• classification accuracy;
  • correlated random walk;
  • global positioning system;
  • mechanistic movement model;
  • telemetry


  1. Bayesian state-space movement models have been proposed as a method of inferring behavioural states from movement paths (Morales et al. 2004), thereby providing insight into the behavioural processes from which patterns of animal space use arise in heterogeneous environments. It is not clear, however, how effective state-space models are at estimating behavioural states.
  2. We use stochastic simulations of two movement models to quantify how behavioural state movement characteristics affect classification error. State-space movement models can be a highly effective approach to estimating behavioural states from movement paths.
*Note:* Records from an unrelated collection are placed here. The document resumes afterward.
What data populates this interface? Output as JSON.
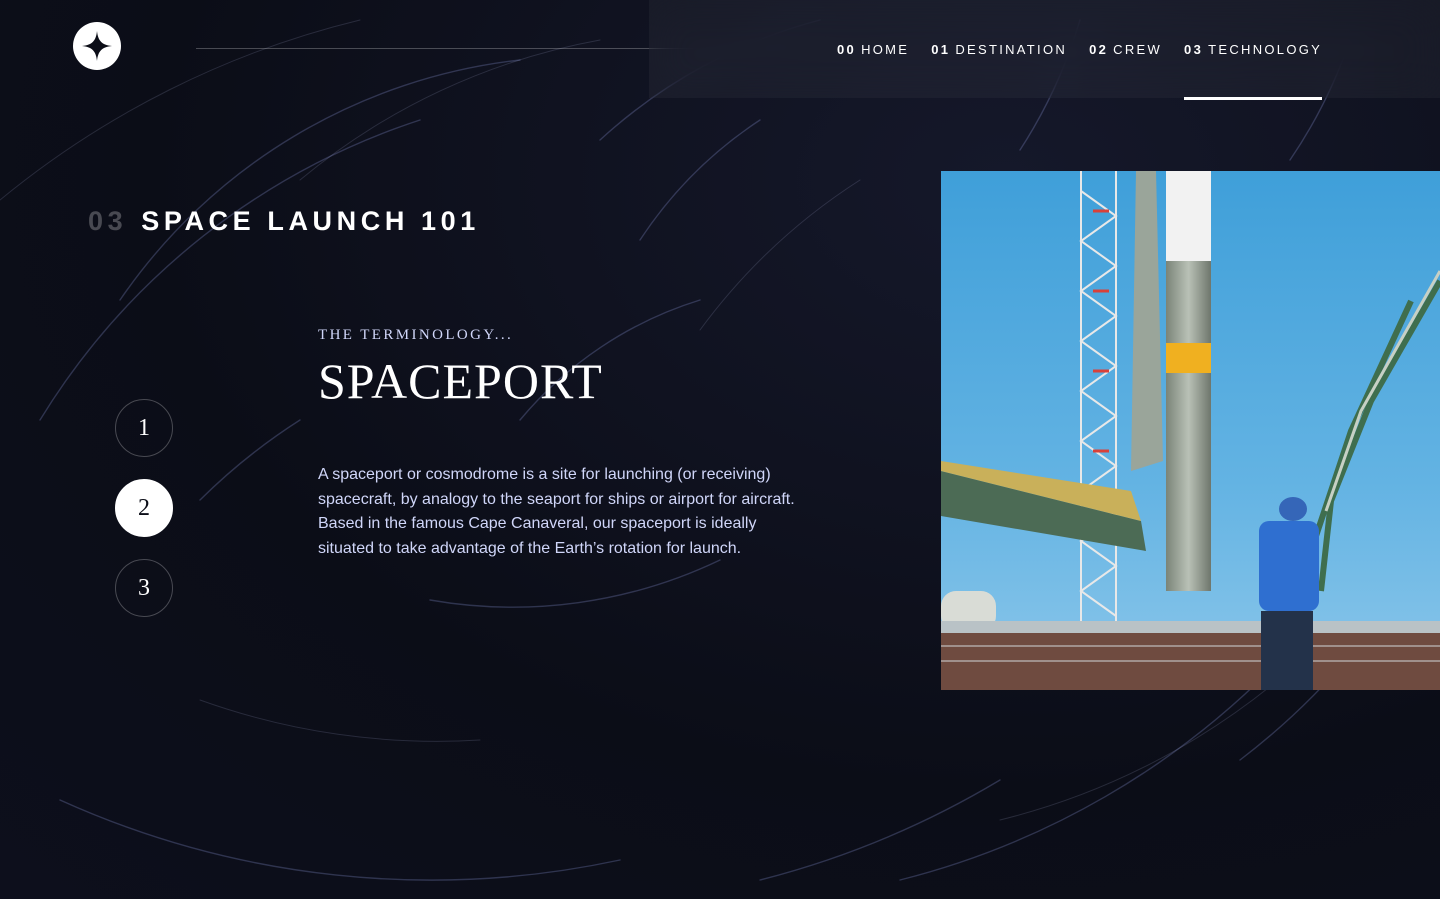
{
  "header": {
    "logo_icon": "star-icon",
    "nav": [
      {
        "num": "00",
        "label": "HOME",
        "active": false
      },
      {
        "num": "01",
        "label": "DESTINATION",
        "active": false
      },
      {
        "num": "02",
        "label": "CREW",
        "active": false
      },
      {
        "num": "03",
        "label": "TECHNOLOGY",
        "active": true
      }
    ]
  },
  "page": {
    "number": "03",
    "title": "SPACE LAUNCH 101"
  },
  "stepper": {
    "steps": [
      "1",
      "2",
      "3"
    ],
    "active": "2"
  },
  "content": {
    "eyebrow": "THE TERMINOLOGY...",
    "name": "SPACEPORT",
    "description": "A spaceport or cosmodrome is a site for launching (or receiving) spacecraft, by analogy to the seaport for ships or airport for aircraft. Based in the famous Cape Canaveral, our spaceport is ideally situated to take advantage of the Earth’s rotation for launch."
  },
  "image": {
    "subject": "rocket-on-launch-pad-photo"
  },
  "colors": {
    "background": "#0b0d17",
    "text": "#ffffff",
    "muted_text": "#d0d6f9"
  }
}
  3. Classification accuracy was contingent upon the degree of separation between the distributions that characterize the states (e.g. step length and turn angle distributions) and the relative frequency of the behavioural states. In the best case scenarios classification accuracy approached 100%, but was close to 0% when step length and turn angle distributions of each state were similar, or when one state was rare. Mean classification accuracy was uncorrelated with path length, but the variance in classification accuracy was inversely related to path length.
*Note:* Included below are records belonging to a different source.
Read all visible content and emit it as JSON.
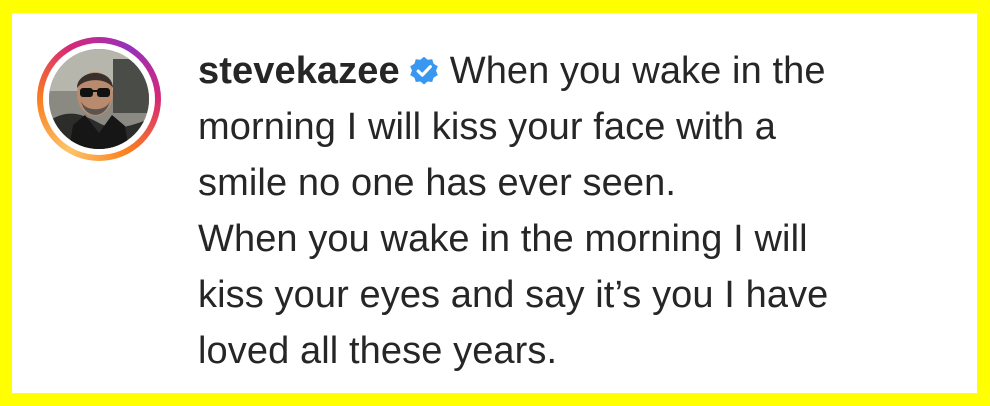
{
  "post": {
    "username": "stevekazee",
    "verified_icon": "verified-badge-icon",
    "badge_color": "#3897f0",
    "caption_lines": [
      "When you wake in the",
      "morning I will kiss your face with a",
      "smile no one has ever seen.",
      "When you wake in the morning I will",
      "kiss your eyes and say it’s you I have",
      "loved all these years."
    ]
  },
  "colors": {
    "frame_border": "#ffff00",
    "background": "#ffffff",
    "text": "#262626"
  }
}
  4. Importantly, we find that classification accuracy can be predicted based on the separation between distributions that characterize the movement paths, thereby providing a method of estimating classification accuracy for real movement paths. We demonstrate this approach using radiotelemetry relocation data of 34 moose (Alces alces).
  5. We conclude that Bayesian state-space models offer powerful new opportunities for inferring behavioural states from relocation data.